I never heard my name called for another prize for the rest of the years I attended that school. And I never won that bicycle.
Fast forward to an event I recently attended in which they held a raffle. Everyone in attendance was given one ticket, and there were hundreds of people there. At the end of the event, the people in charge held a drawing for several prizes, and one grand prize of a brand new high definition television.
Ever since my days in elementary school, I simply assume that I will not win, and so didn’t even attend the drawing, instead making an appearance at a wedding reception for a few hours. When I returned to the event, I was greeted by a woman smiling broadly at me. “You won a prize!” she said excitedly.
I smiled back at her and told her she must have been joking.
“No,” she insisted. “You won something. They are holding it for you on the stage.”
I still didn’t really believe it, but I made my way toward the stage through the mass of people exiting the building.

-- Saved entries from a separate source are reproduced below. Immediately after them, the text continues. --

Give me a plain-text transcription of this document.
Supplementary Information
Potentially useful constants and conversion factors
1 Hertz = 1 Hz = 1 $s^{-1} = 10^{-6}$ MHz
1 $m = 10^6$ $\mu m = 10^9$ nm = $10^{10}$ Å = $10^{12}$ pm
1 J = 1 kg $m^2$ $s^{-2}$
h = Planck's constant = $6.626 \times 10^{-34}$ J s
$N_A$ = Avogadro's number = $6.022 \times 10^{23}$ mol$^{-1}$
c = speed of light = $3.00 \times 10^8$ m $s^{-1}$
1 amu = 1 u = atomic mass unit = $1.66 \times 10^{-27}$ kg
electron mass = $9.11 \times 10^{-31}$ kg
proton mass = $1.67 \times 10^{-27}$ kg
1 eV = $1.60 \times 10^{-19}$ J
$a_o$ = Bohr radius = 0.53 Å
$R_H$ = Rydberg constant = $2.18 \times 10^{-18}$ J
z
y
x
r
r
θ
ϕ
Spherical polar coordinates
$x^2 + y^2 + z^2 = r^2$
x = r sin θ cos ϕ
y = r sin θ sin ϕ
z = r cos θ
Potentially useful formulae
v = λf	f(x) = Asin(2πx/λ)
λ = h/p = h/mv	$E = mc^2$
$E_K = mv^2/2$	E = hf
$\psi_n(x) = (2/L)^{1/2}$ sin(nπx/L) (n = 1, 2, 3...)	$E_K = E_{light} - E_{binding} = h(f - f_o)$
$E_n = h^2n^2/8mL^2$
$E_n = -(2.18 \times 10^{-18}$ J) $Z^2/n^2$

When I arrived, I told the man at the podium my name. He reached down, grabbed my prize, and handed it to me. It wasn’t the new television. By comparison, it was probably worth a fraction of that. But instead of the reaction I had with the milkshake, I was overcome with joy. I couldn’t believe I’d won something, and was so excited to receive even a small token.
I took the items out to my car for safe keeping and returned to the event to continue hanging out with some of the nice people I’d met over the course of the weekend. As I was talking with a new friend from Los Angeles, I brought up the fact that I’d won a prize in the raffle, and how excited I’d been over the win.
He seemed genuinely happy for me, but commented that he typically never won anything. His comment got me thinking. After a few minutes of consideration, I went back to my car and retrieved a portion of my prize. I gave it to my friend and told him I wanted him to have it. After a minute of saying he couldn’t accept it, he finally did when I explained to him that now we were both winners.
This may seem like a silly story and you might be wondering what the point of it could be.
Well, there are three lessons to learn from it.
1. Appreciate the small wins. I regret how I acted the day I turned down the prize of a free milkshake. I wish I had accepted it gratefully and just been happy to have won something. By appreciating the small wins in our life, we live from a more mindful point of gratitude, which will always lead to bigger and better things.
2. Rejoice in the wins of others. Whenever I heard someone else’s name called for that bicycle, I became envious of the winner, and the resentful feelings I displayed only gave negative emotions to the world. I believe we have the power to choose to add good or bad to those around us and that the feelings we put into our reality help create our future. My friend from Los Angeles was genuinely happy for my win, and his good feelings were shared by everyone around us.
3. Share your wins with others. When you act from a point of selflessness instead of selfishness, it adds to the positive feeling in the world around you. Sharing my winnings with my friend felt even better than actually winning something. On top of that, it made him feel good, and he appreciated the gift I’d given him.